Joint Optimization of Reasoning and Dual-Memory for Self-Learning Diagnostic Agent
TLDR
SEA is a self-learning diagnostic agent that uses a dual-memory module and reinforcement learning to improve clinical reasoning and continually adapt.
Key contributions
- Introduces SEA, a self-learning diagnostic agent with a novel dual-memory module for experience reuse.
- Uses a reinforcement training framework to jointly optimize diagnostic reasoning and memory management.
- Achieves 92.46% accuracy on MedCaseReasoning (+19.6% over baseline) and strong long-horizon learning.
- Expert evaluation confirms clinical correctness and usefulness of SEA's induced diagnostic rules.
Why it matters
This paper introduces a self-learning diagnostic agent that overcomes limitations of independent case processing in LLMs. By jointly optimizing reasoning and memory, it significantly improves diagnostic accuracy and long-term adaptation. Expert-validated rules enhance trust and practical applicability in clinical settings.
Original Abstract
Clinical expertise improves not only by acquiring medical knowledge, but by accumulating experience that yields reusable diagnostic patterns. Recent LLMs-based diagnostic agents have shown promising progress in clinical reasoning for decision support. However, most approaches treat cases independently, limiting experience reuse and continual adaptation. We propose SEA, a self-learning diagnostic agent with cognitively inspired dual-memory module. We design a reinforcement training framework tailored to our designed agent for joint optimization of reasoning and memory management. We evaluate SEA in two complementary settings. On standard evaluation with MedCaseReasoning dataset, SEA achieves 92.46% accuracy, outperforming the strongest baseline by +19.6%, demonstrating the benefit of jointly optimizing reasoning and memory.

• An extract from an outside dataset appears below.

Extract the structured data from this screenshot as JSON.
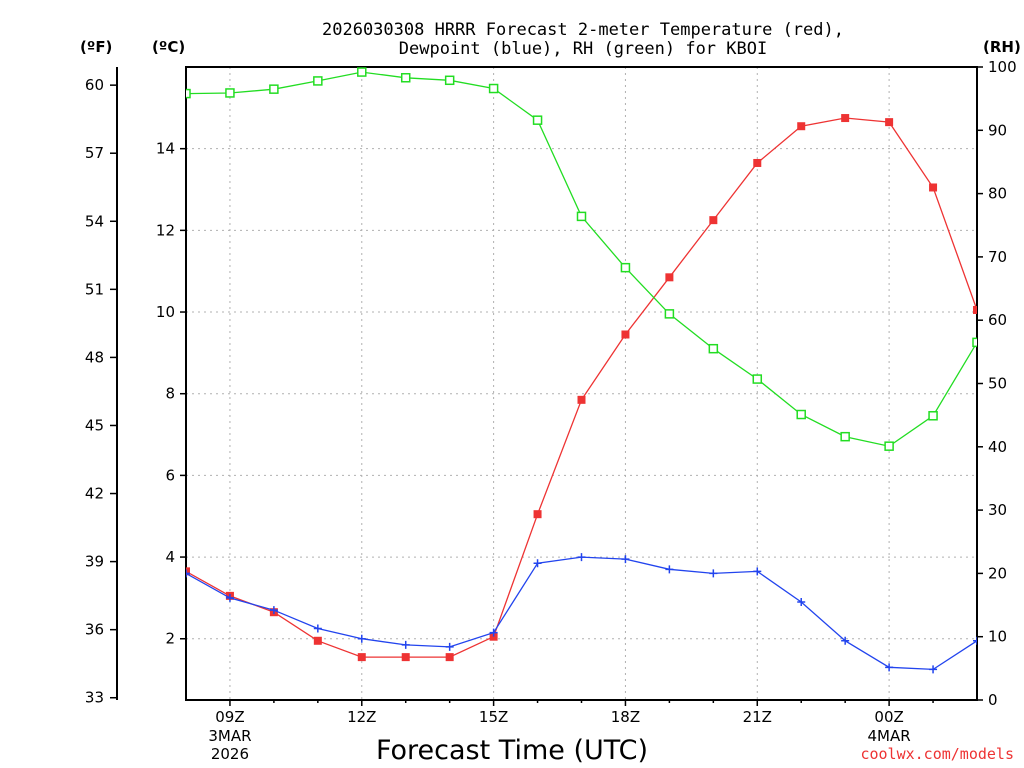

On the long-horizon with ER-Reason dataset, SEA attains the best final accuracy (0.7214) and the largest improvement (+0.35 Acc@100), while baseline methods show limited or unstable gains. Expert evaluation further indicates that rules consolidated from SEA show strong clinical correctness, usefulness and trust, suggesting that the induced rules in dual-memory module are reliable and practically meaningful. Overall, SEA improves both diagnostic reasoning ability and continual learning by effectively transforming experience into reusable knowledge.